SOUTHERN THEATRE: Battle of the Marmarica
The moon set soon after midnight in a swirl of blowing sand. Everything was ready. The main body had sneaked up in a remarkable rush, from Matruh the day and night before, 60 miles in one haul, and now they settled down on the cold sands for a valuable nap. Mechanized forces had deployed earlier in a sharp curve to the south and west, using the moonlight to dodge scrub and big desert boulders.
In the stinging blown sand they lay, a polyglot army: Britons, Anzacs, Indians, even some Poles and Free Frenchmen, 40,000 men at most. They manned little tanks, big cruiser tanks, and cruel little balloon-tired armored cars capable of 40 m.p.h. and carrying six machine guns each for killing. Winston Churchill called them The British and Imperial Army of the Nile, but scattered on the dark desert, they looked insignificant. The well-armed Italians slept in their camps.

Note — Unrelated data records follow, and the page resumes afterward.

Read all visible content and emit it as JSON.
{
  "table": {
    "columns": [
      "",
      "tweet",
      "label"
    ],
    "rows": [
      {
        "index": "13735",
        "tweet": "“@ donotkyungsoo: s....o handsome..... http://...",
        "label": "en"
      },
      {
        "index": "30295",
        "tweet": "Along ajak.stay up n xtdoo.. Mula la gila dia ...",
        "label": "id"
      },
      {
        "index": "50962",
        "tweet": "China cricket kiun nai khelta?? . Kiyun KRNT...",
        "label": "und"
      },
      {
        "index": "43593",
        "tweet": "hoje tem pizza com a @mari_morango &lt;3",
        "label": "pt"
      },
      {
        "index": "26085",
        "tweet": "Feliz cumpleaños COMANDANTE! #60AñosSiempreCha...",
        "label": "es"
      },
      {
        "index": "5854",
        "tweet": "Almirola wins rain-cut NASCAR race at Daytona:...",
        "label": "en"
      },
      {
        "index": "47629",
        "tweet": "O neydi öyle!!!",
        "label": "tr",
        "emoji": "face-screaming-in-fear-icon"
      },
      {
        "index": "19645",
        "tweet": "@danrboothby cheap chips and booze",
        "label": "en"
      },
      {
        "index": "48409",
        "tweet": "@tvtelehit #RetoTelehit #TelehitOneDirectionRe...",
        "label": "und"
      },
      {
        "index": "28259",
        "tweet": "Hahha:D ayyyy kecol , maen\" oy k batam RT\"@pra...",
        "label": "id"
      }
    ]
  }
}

Head of the expedition was Major General Richard Nugent O'Connor, a Scot with an Irish name, who won a silver medal from the Italians for valor on the Piave Italian front in 1917. Sir Henry Maitland ("Jumbo") Wilson, Commander of the forces in Egypt, had planned this whole adventure on his flower-crowded island in the Nile at Cairo with General Sir Archibald Wavell, Commander in Chief of the Army of the Middle East, who blessed it with a ringing Order of the Day: ". . . In everything but numbers we are superior to the enemy. We are more highly trained. We shoot straighter. We have better equipment. Above all, we have stouter hearts and greater traditions. . . ."
Surprise! Surprise! Behind them in the East the first coldness of daylight spread. At the assigned hour, all units moved. Motors roared. The force facing Maktila and Sidi Barrani made a great noise of gunfire and show. More quietly, holding fire, the second force to the south of Sidi Barrani swung in to attack Italian camps on the desert flank. A third force farther west headed hard for the coast near Buqbuq.
The first blow of the attack was driven home by the R. A. F. under command of Air Commodore Raymond Collishaw, who got the second highest bag of any British flier in World War I (60 planes) and about the most decorations. Everything the R. A. F. could get off the ground went outfrom slick new Hurricanes recently brought East, to heavy old Glosters. vibrating like aerial pianos. Just as the Germans did on May 10 in the Low Countries, the R. A. F. and the Fleet Air Arm blinded the enemy. British squadrons bombed airfields from Sidi Barrani right to Tripoli. For hours the Italians could only guess what was happening. At the same time the British Fleet swung in to bombard Maktila, Sidi Barrani and the Italians' road to the rear. The Italians were attacked simultaneously from the right (land) flank by tanks, from the left (sea) flank by the fleet, from the top (air) flank by the R. A. F.